Many years have passed since that little conversation. We had parted ways after a year or so when high school ended. It did not hurt much because I think we both knew that we would meet again one day. I have been into many relationships since then, all of them intended to last forever. I don’t know where you are but a strange nostalgia overpowers me whenever I visit this city. I never bothered to go to my old home, or school.

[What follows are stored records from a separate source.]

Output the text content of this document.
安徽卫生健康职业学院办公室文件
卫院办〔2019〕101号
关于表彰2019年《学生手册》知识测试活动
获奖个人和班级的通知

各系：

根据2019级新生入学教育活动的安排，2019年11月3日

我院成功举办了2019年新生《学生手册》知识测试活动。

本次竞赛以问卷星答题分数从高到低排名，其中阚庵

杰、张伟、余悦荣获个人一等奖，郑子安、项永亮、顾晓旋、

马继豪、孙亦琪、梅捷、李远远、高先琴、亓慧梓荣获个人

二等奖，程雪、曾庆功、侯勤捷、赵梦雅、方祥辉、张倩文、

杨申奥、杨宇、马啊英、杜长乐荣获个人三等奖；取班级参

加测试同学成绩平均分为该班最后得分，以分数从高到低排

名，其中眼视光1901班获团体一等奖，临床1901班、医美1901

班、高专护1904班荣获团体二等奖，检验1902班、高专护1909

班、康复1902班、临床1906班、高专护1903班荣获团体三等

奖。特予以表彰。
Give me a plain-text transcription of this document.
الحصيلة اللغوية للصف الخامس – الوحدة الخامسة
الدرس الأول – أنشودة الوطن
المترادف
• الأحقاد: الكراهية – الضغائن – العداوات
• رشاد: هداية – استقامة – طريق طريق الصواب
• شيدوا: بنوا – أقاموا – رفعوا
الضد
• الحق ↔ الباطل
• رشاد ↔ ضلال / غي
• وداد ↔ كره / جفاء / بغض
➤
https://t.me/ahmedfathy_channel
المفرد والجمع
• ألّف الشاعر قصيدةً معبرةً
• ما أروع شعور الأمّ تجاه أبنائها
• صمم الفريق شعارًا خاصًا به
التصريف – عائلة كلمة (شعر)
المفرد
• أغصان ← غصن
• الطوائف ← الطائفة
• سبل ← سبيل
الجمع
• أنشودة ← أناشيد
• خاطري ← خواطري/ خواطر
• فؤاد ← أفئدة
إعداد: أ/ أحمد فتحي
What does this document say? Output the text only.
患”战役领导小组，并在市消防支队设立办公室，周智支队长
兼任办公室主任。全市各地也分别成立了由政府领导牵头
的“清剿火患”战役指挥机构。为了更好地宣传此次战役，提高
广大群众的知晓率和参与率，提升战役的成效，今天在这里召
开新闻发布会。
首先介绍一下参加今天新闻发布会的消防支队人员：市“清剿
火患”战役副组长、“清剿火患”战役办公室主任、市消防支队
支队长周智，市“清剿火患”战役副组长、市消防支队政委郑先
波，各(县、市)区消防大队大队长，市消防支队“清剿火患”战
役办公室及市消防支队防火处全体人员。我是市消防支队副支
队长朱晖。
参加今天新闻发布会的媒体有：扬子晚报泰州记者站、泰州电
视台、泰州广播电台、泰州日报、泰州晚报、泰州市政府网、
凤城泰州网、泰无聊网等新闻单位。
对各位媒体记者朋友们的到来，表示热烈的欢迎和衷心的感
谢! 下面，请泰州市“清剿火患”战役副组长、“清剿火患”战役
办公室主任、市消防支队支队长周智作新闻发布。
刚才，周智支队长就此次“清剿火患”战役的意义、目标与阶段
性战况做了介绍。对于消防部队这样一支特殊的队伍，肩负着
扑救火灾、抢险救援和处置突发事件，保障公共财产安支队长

This small stretch of secluded beach held magnetic attractions for me. I try to find your footsteps, but fail. Maybe I wasn’t careful enough and the waves did wash them off… I raise my eyes from the sand and look up- to see you standing a few feet away from me, smiling. Spectacles look good on you. My lips form a fascinated smile as you move towards me and hold out your hand. I notice the same mark on your hand. I extend my hand to touch yours and my sudden suspicion of seeing hallucinations fade away. You pull me to your side and we start walking. You look puzzled as I wade into the water fearlessly. I take pity on you and answer, “I am not going to lose you now…” your smile widens.